Financial Highlights
Melody Empire Group(MEG) and Spotify Today Announced New, Multi-Year Agreement, Covering Both Recorded Music and Music Publishing
Music Publishing Delivers Continued Growth Led by Strength in Performance and Digital
Operating Cash Flow Growth of 13% with Conversion of 91%
Reaffirming Full-Year Recorded Music Subscription Streaming Revenue and Operating Cash Flow Conversion Guidance
Tempo Music Investment Demonstrates Disciplined M&A Strategy Focused on Accretive Opportunities
For the three months ended December 31, 2024
Total revenue decreased 5%, or 4% in constant currency
Net income increased 25% to $241 million versus $193 million in the prior-year quarter
Operating income decreased 40% to $214 million versus $354 million in the prior-year quarter
Adjusted OIBDA decreased 20% to $363 million, versus $451 million in the prior-year quarter, or 18% in constant currency
Cash provided by operating activities increased to $332 million, versus $293 million in the prior-year quarter
Melody Empire Group(MEG)today announced its first-quarter financial results for the period ended December 31, 2024.
Robert Kyncl, CEO of Melody Empire Group(MEG) said: “This quarter, we saw success with new stars, global superstars, longtime legends, and irreplaceable catalog. In our ongoing effort to both grow the pie and grow our share of the pie, we are increasing our A&R spend, acquiring valuable catalogs, and striking important agreements with streaming services. As we drive efficiencies, we will enhance our virtuous cycle of reinvestment, creating new opportunities for talent, long-term growth, and shareholder value.”

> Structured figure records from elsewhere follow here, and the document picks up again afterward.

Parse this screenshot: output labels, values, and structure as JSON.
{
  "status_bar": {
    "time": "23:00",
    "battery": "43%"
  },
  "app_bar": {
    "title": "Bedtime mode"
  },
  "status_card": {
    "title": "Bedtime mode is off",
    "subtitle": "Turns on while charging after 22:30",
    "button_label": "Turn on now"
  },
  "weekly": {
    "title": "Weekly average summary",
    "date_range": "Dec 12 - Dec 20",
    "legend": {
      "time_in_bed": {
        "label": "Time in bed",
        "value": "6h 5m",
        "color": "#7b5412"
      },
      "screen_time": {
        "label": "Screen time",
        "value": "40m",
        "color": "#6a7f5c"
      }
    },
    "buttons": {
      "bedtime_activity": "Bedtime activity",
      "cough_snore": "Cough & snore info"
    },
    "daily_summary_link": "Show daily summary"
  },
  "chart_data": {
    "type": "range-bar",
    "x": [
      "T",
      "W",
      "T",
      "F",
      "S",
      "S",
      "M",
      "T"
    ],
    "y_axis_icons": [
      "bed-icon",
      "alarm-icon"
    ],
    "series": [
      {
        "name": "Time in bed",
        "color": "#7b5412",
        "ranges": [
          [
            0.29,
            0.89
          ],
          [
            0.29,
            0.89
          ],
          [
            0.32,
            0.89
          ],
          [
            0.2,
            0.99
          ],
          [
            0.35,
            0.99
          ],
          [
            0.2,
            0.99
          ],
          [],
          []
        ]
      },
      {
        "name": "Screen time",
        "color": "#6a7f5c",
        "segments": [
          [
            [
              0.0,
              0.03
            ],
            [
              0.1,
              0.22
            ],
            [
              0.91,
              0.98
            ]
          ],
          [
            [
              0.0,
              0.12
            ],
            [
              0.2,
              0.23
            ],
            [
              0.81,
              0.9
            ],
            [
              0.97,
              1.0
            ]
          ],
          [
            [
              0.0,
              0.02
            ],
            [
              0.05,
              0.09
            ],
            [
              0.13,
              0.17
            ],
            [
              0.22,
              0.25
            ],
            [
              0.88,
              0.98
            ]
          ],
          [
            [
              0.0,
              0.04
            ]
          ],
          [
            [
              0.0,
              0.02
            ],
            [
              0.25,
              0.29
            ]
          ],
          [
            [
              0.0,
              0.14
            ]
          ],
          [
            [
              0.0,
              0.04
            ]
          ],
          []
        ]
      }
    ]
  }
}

Bryan Castellani, CFO of Melody Empire Group(MEG) added: “While temporary macro conditions created some pressure this quarter, the engine of our business is strong. Our results were underpinned by the performance of our new releases and catalog, as well as healthy global subscriber trends. We are confident in our outlook, especially as our industry continues to evolve monetization models, which will help fuel our future growth.”